Terralaboris asbl

Formulaires E101 et A1 : détermination de la législation applicable

Commentaire de Cass., 18 avril 2017, n° P.14.1858.N

Mis en ligne le vendredi 15 septembre 2017


Cour de cassation, 18 avril 2017, n° P.14.1858.N

Terra Laboris

Par arrêt du 18 avril 2017, la Cour de cassation fait un rappel de la règle : les formulaires E101 et A1 créent une présomption que les travailleurs pour qui ils sont délivrés sont régulièrement assujettis au régime de sécurité sociale de l’Etat dans lequel ils ont été établis. Ils sont contraignants pour les institutions compétentes de l’Etat membre dans lequel le travailleur effectue son travail tant que ces documents n’ont pas été retirés ou déclarés non valables.

Le litige

La Cour est saisie d’un pourvoi contre un arrêt de la Cour d’appel de Gand (statuant en matière correctionnelle) du 6 novembre 2014.

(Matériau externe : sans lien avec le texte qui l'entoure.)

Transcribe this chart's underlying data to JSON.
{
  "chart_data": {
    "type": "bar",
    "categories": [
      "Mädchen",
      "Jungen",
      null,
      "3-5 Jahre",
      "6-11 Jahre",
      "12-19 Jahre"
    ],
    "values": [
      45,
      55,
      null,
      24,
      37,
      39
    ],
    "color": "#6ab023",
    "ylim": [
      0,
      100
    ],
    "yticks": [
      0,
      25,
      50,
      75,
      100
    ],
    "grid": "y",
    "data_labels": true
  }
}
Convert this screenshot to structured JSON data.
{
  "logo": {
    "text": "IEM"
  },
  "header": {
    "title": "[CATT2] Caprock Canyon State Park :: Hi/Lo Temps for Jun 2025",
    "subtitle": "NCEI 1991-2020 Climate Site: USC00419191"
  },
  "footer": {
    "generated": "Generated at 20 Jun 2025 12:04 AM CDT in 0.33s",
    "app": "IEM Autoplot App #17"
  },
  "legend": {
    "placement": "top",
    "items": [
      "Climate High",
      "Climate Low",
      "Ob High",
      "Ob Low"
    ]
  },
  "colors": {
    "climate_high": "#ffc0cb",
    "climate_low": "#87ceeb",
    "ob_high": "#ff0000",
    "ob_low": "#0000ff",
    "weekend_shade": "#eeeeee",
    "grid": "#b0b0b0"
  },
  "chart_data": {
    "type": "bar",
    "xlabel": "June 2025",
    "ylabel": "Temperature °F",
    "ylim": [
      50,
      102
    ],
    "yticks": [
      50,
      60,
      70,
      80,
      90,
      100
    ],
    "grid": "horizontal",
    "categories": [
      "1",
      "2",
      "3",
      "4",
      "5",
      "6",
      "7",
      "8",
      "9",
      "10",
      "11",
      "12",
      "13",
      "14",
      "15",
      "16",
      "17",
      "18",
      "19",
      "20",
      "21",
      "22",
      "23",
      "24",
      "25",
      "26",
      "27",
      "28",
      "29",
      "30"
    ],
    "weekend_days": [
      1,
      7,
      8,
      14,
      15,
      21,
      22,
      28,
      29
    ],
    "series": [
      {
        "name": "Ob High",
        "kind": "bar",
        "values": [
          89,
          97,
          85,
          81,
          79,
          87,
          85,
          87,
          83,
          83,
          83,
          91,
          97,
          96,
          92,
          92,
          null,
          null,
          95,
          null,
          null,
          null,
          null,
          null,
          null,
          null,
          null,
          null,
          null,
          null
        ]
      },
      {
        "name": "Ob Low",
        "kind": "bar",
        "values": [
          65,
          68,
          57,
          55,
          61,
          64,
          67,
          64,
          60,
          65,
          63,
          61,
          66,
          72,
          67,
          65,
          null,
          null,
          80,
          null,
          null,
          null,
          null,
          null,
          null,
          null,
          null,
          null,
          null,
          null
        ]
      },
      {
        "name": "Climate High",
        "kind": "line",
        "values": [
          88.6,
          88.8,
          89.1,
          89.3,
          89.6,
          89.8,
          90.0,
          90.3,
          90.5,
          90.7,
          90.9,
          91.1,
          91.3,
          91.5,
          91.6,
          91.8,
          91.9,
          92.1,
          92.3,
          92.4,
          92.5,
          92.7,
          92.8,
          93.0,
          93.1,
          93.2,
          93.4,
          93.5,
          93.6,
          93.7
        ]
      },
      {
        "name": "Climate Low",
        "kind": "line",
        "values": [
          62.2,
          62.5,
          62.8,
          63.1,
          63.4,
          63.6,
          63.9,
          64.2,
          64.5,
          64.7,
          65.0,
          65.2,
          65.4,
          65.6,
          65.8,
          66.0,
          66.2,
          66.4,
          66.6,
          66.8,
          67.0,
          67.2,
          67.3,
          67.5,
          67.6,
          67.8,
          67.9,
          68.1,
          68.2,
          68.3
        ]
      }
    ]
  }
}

Il s’agit d’une affaire mettant en cause les documents E101 et A1 prévus dans les règlements de coordination de sécurité sociale.

L’arrêt de fond

La cour a considéré que les travailleurs de la société en cause (sise à Dudelange – Grand-Duché de Luxembourg) devaient être assujettis au régime de sécurité sociale belge et non luxembourgeoise comme figurant dans des formulaires E101 et A1 (formulaires qui avaient été suspendus).

Le moyen

Le moyen du pourvoi repose sur l’article 14, paragraphe 2, b), ii, du Règlement 1408/71, remplacé avec effet au 1er mai 2010 par l’article 13, paragraphe 1er, b), du Règlement 883/2004. En droit interne, sont visés les articles 21 de la loi O.N.S.S., 33, § 3, 1er paragraphe, de l’arrêté royal d’exécution, ainsi que les articles 4 à 9 de l’arrêté royal du 5 novembre 2002 instaurant une déclaration immédiate de l’emploi, en application de l’article 38 de la loi du 26 juillet 1996 portant modernisation de la sécurité sociale et assurant la viabilité des régimes légaux de pension.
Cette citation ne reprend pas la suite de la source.